Commercial kaffir lime leaf growers can now transport kaffir lime leaves to interstate markets for culinary purposes after a protocol detailing an operating procedure for the treatment and movement of kaffir lime leaves was approved by the Australian and state governments.
Northern Territory Chief Plant Health Officer Dr Anne Walters said it had been a tough year for kaffir lime leaf growers in the Northern Territory (NT) since the outbreak of the citrus canker disease in the NT, however there was now a positive light at the end of the tunnel.
“This is great news for our growers and it’s pleasing we have now reached this stage in the response,” she said.
“The disease was detected in the NT in April 2018 and restrictions on the movement of citrus and citrus related products were implemented to prevent the spread of the disease.”
Since that time the Department of Primary Industry and Resources (DPIR) has been working closely with key stakeholders, commercial growers, and the Australian and state governments to have the protocol approved nationally.
CEO of NT Farmers Greg Owens said the kaffir lime leaf growers have been heavily impacted by the trade restrictions that have been placed on them since citrus canker was first detected in the NT.

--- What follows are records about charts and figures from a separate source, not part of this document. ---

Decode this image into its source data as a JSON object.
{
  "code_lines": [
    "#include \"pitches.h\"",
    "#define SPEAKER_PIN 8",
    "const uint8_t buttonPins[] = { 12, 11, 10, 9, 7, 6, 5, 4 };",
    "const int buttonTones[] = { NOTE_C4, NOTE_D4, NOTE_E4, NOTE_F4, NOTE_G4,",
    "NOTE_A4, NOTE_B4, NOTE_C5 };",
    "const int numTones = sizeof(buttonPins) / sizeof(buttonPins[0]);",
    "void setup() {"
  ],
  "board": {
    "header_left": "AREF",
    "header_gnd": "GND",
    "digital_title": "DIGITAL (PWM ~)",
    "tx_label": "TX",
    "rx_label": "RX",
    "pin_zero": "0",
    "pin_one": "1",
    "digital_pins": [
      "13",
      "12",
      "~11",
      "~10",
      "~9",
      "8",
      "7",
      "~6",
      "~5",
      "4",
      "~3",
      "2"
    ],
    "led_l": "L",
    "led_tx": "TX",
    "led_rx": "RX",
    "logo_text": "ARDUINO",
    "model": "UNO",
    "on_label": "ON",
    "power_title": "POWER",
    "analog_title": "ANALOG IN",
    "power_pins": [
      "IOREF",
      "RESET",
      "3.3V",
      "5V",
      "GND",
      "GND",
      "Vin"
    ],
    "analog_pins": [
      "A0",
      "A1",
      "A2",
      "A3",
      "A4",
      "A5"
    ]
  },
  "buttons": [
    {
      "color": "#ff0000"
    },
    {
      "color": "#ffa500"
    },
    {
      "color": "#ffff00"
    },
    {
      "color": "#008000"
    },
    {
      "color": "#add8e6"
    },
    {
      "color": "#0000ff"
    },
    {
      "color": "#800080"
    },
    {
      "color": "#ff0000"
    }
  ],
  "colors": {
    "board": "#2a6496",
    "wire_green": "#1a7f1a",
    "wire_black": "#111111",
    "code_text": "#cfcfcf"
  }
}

“I would like to acknowledge and thank the kaffir lime leaf growers for their ongoing compliance, patience and sacrifice with the interstate movement and trade restrictions that have been in place.” Mr Owens said.
Additional quarantine inspections will be required for all leaves commercially grown for interstate markets. The approved procedure is in place to protect Australia’s citrus industry from the citrus canker disease and to ensure the Territory’s produce is disease-free and of continued high quality and assurance.
Dr Walters said the additional inspections were a national requirement, and interstate markets would not accept the Territory’s kaffir lime leaves without them.
“The operating procedures enable growers to return to trade and aligns with the objectives of NT Farmers and DPIR to support growers and industry. The protocol applies only during the life of the National Citrus Canker Eradication Program and will now allow the commercial growers to move produce out of the NT,” said Dr Walters.
Quarantine inspection fees have been waived for the NT commercial kaffir lime leaf growers sending their leaves to interstate markets. This will ensure produce remains competitively-priced and available interstate.
The department will continue to work closely with NT Farmers and kaffir lime leaf growers to ensure their requirements and obligations are understood and met to enable re-commencement of trade as soon as possible.